— Kazałeś Konopii odgryzć mój ogon?
Niemal zaksztusił się powietrzem. Że co? Konopia zrzuciła na niego całą winę? Zmierzył nieprzychylnym spojrzeniem koteczkę, dumnie stojącą obok przywódcy. Machnął ogonkiem. Nie pozwoli, żeby to jego spotkały konsekwencje. Bocian był sprytny, doskonale wiedział, że ponieważ był młodszy od szylkretki, może być tym samym lepiej traktowany. Kocurek zaczął układać w głowie plan.
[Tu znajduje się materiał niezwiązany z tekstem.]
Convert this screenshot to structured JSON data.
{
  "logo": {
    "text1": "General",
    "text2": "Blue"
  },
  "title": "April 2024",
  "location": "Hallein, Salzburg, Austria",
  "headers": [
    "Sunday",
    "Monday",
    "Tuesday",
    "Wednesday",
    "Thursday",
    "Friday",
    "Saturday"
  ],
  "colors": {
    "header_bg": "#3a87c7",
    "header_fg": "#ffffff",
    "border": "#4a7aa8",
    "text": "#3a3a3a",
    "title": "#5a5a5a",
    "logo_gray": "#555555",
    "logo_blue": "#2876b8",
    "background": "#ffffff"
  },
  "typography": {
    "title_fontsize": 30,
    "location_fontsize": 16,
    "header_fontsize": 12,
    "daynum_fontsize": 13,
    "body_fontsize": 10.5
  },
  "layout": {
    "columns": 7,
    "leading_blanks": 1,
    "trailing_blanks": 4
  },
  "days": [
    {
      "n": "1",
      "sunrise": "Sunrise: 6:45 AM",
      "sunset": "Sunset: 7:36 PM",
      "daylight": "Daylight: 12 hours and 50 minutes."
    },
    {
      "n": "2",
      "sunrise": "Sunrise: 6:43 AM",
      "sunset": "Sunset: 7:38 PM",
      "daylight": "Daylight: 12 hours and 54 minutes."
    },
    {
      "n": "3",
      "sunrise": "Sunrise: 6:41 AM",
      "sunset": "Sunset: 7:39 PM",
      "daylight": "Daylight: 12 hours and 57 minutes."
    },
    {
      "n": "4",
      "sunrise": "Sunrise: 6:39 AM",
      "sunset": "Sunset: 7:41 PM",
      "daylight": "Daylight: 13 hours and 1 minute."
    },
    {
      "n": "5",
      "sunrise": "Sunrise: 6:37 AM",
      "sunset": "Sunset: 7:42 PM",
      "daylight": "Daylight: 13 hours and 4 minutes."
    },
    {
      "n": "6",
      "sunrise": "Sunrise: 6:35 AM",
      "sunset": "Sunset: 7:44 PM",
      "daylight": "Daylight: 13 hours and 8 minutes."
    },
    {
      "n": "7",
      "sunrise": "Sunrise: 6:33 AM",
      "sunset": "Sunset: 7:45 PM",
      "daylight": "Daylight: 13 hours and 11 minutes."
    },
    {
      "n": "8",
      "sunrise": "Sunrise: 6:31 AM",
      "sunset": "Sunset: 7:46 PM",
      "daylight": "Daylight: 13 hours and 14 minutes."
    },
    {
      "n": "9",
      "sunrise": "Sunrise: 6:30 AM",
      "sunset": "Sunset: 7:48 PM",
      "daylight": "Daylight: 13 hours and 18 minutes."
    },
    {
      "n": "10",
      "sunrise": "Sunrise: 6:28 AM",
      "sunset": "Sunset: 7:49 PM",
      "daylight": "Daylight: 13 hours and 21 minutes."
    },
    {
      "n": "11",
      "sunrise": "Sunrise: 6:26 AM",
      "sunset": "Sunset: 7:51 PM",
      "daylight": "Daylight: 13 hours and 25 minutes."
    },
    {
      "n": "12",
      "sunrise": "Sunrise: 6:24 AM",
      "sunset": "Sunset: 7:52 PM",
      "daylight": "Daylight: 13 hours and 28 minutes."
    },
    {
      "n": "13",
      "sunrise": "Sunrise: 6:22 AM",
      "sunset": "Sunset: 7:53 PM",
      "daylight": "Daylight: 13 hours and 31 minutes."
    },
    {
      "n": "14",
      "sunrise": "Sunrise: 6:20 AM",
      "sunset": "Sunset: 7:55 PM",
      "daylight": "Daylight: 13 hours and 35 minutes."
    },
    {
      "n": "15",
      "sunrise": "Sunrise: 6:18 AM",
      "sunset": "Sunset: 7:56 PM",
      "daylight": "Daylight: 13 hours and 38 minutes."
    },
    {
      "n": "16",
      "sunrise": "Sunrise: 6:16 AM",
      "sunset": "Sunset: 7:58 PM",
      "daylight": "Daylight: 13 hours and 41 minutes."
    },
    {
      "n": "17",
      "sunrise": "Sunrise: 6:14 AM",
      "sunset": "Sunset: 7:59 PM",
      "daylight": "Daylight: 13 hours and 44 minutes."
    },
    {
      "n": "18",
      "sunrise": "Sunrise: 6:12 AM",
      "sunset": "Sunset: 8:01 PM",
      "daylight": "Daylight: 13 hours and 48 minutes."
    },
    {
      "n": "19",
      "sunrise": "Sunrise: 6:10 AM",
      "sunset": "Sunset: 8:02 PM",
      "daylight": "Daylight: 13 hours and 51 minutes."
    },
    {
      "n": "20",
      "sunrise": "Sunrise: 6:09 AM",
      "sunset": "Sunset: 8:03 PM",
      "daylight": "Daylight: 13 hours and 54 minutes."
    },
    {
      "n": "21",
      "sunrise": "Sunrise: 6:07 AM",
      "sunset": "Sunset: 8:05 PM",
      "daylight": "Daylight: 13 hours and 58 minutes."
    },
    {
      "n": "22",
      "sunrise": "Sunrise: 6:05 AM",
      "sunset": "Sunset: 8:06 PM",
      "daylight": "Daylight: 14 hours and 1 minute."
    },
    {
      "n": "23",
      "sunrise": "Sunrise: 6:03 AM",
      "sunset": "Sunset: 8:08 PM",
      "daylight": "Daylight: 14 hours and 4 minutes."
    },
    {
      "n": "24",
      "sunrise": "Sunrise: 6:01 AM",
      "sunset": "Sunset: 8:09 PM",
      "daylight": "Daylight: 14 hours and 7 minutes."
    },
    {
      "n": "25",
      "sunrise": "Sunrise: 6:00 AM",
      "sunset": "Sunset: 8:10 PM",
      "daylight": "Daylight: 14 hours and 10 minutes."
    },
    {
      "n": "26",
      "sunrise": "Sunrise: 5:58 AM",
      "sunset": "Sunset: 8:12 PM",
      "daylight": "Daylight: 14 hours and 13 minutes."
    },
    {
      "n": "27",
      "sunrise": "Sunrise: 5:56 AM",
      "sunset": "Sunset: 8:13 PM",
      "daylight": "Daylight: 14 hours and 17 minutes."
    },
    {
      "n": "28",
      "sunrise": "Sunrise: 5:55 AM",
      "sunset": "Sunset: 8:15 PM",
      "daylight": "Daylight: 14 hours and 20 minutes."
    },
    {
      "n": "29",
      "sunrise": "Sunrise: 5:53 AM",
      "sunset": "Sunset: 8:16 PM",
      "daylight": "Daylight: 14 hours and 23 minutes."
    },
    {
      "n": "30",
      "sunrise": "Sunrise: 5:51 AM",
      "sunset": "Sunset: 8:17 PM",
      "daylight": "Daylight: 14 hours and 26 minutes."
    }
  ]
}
— Konopia chciała mi pokazać, że jest bardzo odważna. — miauknął niewinnym głosikiem, spuszczając głowę, by spojrzeć na własne łapki. Gra została rozpoczęta, chociaż lidera będzie zapewne ciężej przekonać niż mamę. — O-ona j-już i tak jest dla m-mnie niemiła. Czasami m-mnie b-bije.
— Że co? — syknęła koteczka, rzucając mu twarde spojrzenie. — Cykasz się oberwać po wąsach?
Zjeżył białą sierść, jednak nie mogąc sobie teraz pozwolić na wyjście z równowagi. Musiał aktorsko odegrać rolę skrzywdzonego przez los kociaka.
— Widzi p-pan lider? — westchnął kocurek.
— Porozmawiam sobie z waszymi matkami.
Zimny głos przywódcy Klanu Lisa na chwilę sprawił, że koniuszek ogona Bociana poruszył się ze zdenerwowaniem. Kusiło go, żeby coś odpyskować, przy okazji pokazując, że ten staruch nie ma nad nim władzy. Poczekał aż Horyzont zniknie w żłobku, zanim podszedł bliżej Konopii.
— Jesteś z siebie zadowolony? — fuknęła.
— Cóż, przynajmniej dowiedziałem się, że nie jesteś dobra w polowaniu, lisi bobku. — wywrócił oczami. Zwierzyna by jej zwiała szybciej, niż krzyknął lider, gdy wbiła ząbki w jego ogon. — Widziałaś jak się ta wronia strawa zdenerwował? Zwykły staruch, któremu pozostały jedynie śmierdzące kleszcze w futrze.
Ogonem trącił bok koleżanki ze żłobka, pokazując jej, by poszła za nim. Kierując się powoli przed siebie, kocurek zastanawiał się nad kolejnym pomysłem na zabawę. Przyjrzał się ścianą przeszkadzającym w wyjściu z obozu. Odwrócił się tylko raz, by upewnić się, że Konopia podąża za nim. Córka Bazylii wyprzedziła go i teraz on szedł za nią.
— Możemy dokończyć naszą zabawę. — mruknął, nie czekając na odpowiedz koteczki, żeby już wymyślić kolejne wyzwanie. Ciekawe czy i tym razem zdecyduje się je podjąć. — Wyznasz miłość eee... Szakłakowi.
Nie znał jeszcze wszystkich imion, tym samym również nie kojarzył jak wygląda dany kot, wymyślił właściwie na szybko, żeby już mogli skupić się na czymś innym, niż myśleniu o konsekwencjach.